This conference will explore the foundations of a commons-based economics:  What makes a commons so generative?  What core principles of commoning can be identified across different resource domains?  In what circumstances can commons-based provisioning models substitute for conventional markets, or interact constructively with markets? 
           
To probe these and other questions, the Heinrich Böll Foundation (HBF) in cooperation with the Commons Strategies Group will organize and host a major international Economics of the Commons Conference (ECC) to be held from May 22 to 24, 2013.  The event will be preceded several months earlier by three two-day workshops supported by the Charles Léopold Mayer Foundation (FPH), each held on different continents in the fall and winter of 2012-2013:  for Europe in Paris, in cooperation with FPH and Vecam; for Latin America in Mexico City, in cooperation with the regional office for central America and Mexico of the Heinrich Böll Foundation; and for Asia in Bangkok, Thailand, in cooperation with the Böll Foundation’s South-East Asia office.
=The Organizers=


The [[Commons Strategies Group]] and [[Heinrich Böll Foundation]] are the joint organizers of this conference, which is an outgrowth of the landmark International Commons Conference in Berlin in November 2010.  That event brought together about 180 commons activists, academics and project leaders from 34 countries, and for the first time started a cross-disciplinary political and policy dialogue about the commons in diverse international settings.
=Introduction=
           
Building on the energy from that conference, CSG has just completed a major book anthology of 73 essays on the commons that has been published in German and English.  CSG has also participated in strategic planning for the Rio+20 environmental conference in Brazil in June 2012, and its principals have made dozens of presentations about the commons at various conferences, universities and public events.  This Economics of the Commons Conference (ECC) is a logical next step for the CSG in working with networks of commoners around the world to advance the commons paradigm.
           
The [[Charles Léopold Mayer Foundation]] has supported the attendance of some partners to the International Commons Conference that took place in November 2010 in Berlin and wishes now to continue its support by co-funding the ECC regional consultation process together with Heinrich Böll Foundation.
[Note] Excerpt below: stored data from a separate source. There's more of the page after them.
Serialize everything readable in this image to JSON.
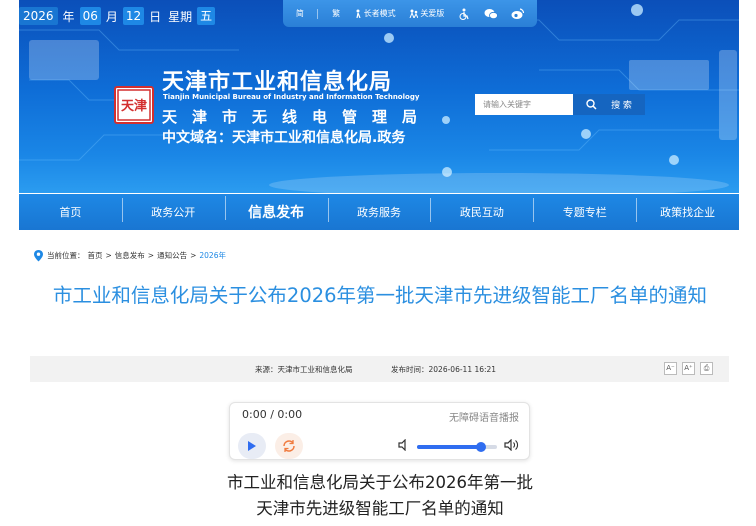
{
  "date": {
    "year": "2026",
    "year_unit": "年",
    "month": "06",
    "month_unit": "月",
    "day": "12",
    "day_unit": "日",
    "weekday_label": "星期",
    "weekday": "五"
  },
  "toolbar": {
    "simplified": "简",
    "traditional": "繁",
    "elder_mode": "长者模式",
    "care_edition": "关爱版"
  },
  "header": {
    "title": "天津市工业和信息化局",
    "title_en": "Tianjin Municipal Bureau of Industry and Information Technology",
    "subtitle": "天津市无线电管理局",
    "domain": "中文域名：天津市工业和信息化局.政务",
    "logo_text": "天津"
  },
  "search": {
    "placeholder": "请输入关键字",
    "button": "搜 索"
  },
  "nav": {
    "items": [
      "首页",
      "政务公开",
      "信息发布",
      "政务服务",
      "政民互动",
      "专题专栏",
      "政策找企业"
    ]
  },
  "breadcrumb": {
    "prefix": "当前位置：",
    "items": [
      "首页",
      "信息发布",
      "通知公告"
    ],
    "current": "2026年",
    "separator": ">"
  },
  "article": {
    "title": "市工业和信息化局关于公布2026年第一批天津市先进级智能工厂名单的通知",
    "source": "来源：天津市工业和信息化局",
    "publish_time": "发布时间：2026-06-11 16:21",
    "tools": [
      "A⁻",
      "A⁺",
      "⎙"
    ],
    "subtitle_line1": "市工业和信息化局关于公布2026年第一批",
    "subtitle_line2": "天津市先进级智能工厂名单的通知"
  },
  "player": {
    "time": "0:00 / 0:00",
    "accessible_label": "无障碍语音播报",
    "volume_level": 0.8
  },
  "colors": {
    "banner": "#0e6cd6",
    "nav": "#1e88e5",
    "title_blue": "#2b8fe0",
    "accent": "#2f6df0"
  }
}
Both FPH and HBF consider the commons a key element for the transition toward commons-based economics and cultures. Both foundations focus their strategic support toward this end, either in cooperation with partners or through their own initiatives.  This “cross-granting” partnership between two European foundations seeks to advance a new culture of collaboration among like-minded political actors and funders. Both foundations believe that a culture of dialogue, sharing and common programmatic approaches among grant makers is a necessity.
==Objectives==
           
We need to formulate a plausible and compelling vision for the future by showing the breadth and feasibility of commons-based provisioning and by forging a coherent public narrative and analysis about it.  This conference aspires to speak to the need by:
*  Convening key researchers, practitioners and advocates from around the world to discuss shared concerns;
*  Consolidating their knowledge into a common field of inquiry;
*  Reconceiving our economy as a constellation of commons-friendly provisioning systems;
*  Developing practical plans for moving a commons provisioning agenda forward; and
*  Deepening and broadening relationships among key individuals and institutions, including after the conference itself.
Substantive discussion at the conference will focus on several key themes:
*  The commons as a way to move beyond economics
*  Alternative economic/provisioning models
*  Macro-economic transformations:  making the transition to a new type of economy
A number of specific sub-themes will also be emphasized:
 
*  Economics of physical commons:  What can we learn from the governance and economics of local physical-resource commons?
*  Economics of digital and cognitive commons:  What can we learn from the economics of digital and knowledge commons?
*  Financial and credit commons: from local credit commons to transnational    monetary reform.
*  Natural resource commons:  How can they help solve the biospheric crisis?
*  Justice and equity in commons:  How does a commons re-conceive the role of          labor    and its entitlements and responsibilities?
*  Spiritual (traditional and religious) commons
*  Issues of governance and power


One of the most significant impediments to positive social change is the entrenched power of market-fundamentalism as an economic and political paradigm.  The prevailing dogma is that only a scheme of individual self-interest, expansive individual property rights, market exchange and globalized free trade can advance human well-being.  This view has increasingly been called into question as the predatory dynamics of the market economy became clear and as its threats to the biosphere have become more acute. 


=The Six Topical Streams=
ECONOMICS AND THE COMMON(S):  FROM SEED FORM TO CORE PARADIGM seeks to open up some new vistas in politics, economics and culture by exploring the commons as an alternative worldview and provisioning system.  A rich array of commons – in nature, cities, civic life, the Internet, and many other realms – are showing that commons can provide stable, equitable and ecologically benign alternatives to conventional markets. 
The Economics and the Commons Conference (ECC) will expand and empower this work by exploring the commons as a coherent field of inquiry and action.  It will convene approximately 240 commoners -- researchers, practitioners and advocates from around the world -- to explore the relationship of conventional economics and the commons, showcase key actors and initiatives, and devise plans for moving the commons paradigm forward.  Special care will be taken to avoid a “sectoralization” of commons discussion because we believe that a coherent “general narrative” of the commons nurtures global social change and applies across many different sectors of commoning.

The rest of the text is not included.